Govindia stresses that success at Nine Elms and elsewhere has been the result of close partnership working. “The watchword for me is trust and both sides have to work hard to maintain that”. At the core of that, he says, “is honesty… and no surprises”. Always accepting that “developers have financial strains and councils have statutory obligations to enforce”, building and maintaining that trust means that “you can’t take a grenade out of your pocket and say ‘if you don’t do what I want I’ll pull the pin’” and that applies to both sides, he asserts, adding: “We all have to work to find solutions, to understand each other better and on the whole it has worked, because joint endeavours between the public and private sectors have led to delivering something fantastic and at some pace.”

Looking to the future, this spring brings several key milestones for Govindia as Leader, and Wandsworth Council as a whole, not least of which are setting a new budget and of course the local election on 5 May. While conceding that “every election is challenging”, he is confident about his administration’s record and his party’s prospects at the ballot box.

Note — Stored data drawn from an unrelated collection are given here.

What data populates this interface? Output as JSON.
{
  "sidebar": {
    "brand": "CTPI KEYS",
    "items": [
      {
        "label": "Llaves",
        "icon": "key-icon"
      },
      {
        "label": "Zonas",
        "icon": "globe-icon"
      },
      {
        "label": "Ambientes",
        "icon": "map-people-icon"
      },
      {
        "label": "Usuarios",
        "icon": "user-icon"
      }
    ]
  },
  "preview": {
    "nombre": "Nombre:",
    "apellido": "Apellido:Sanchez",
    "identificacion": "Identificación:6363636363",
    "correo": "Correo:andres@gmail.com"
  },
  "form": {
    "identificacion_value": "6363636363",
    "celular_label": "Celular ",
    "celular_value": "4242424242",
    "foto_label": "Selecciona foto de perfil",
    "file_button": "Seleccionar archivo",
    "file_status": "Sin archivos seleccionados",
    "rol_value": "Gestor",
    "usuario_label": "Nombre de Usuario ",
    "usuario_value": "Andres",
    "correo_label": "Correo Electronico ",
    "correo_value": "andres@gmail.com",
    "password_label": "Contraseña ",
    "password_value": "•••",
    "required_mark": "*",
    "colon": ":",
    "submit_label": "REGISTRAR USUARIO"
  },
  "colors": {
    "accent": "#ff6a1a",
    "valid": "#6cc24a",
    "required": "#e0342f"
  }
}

Govindia concludes that “every success is built on listening and delivering – both delivering what people tell us they need and sometimes leading people to the change that is necessary. We have done all of that and more, to look after the borough, but also help the borough grow and change for the better. Hopefully that is exactly what we will carry on doing for four more years following May. I have no doubts about our record of success and our enduring capacity to deliver.”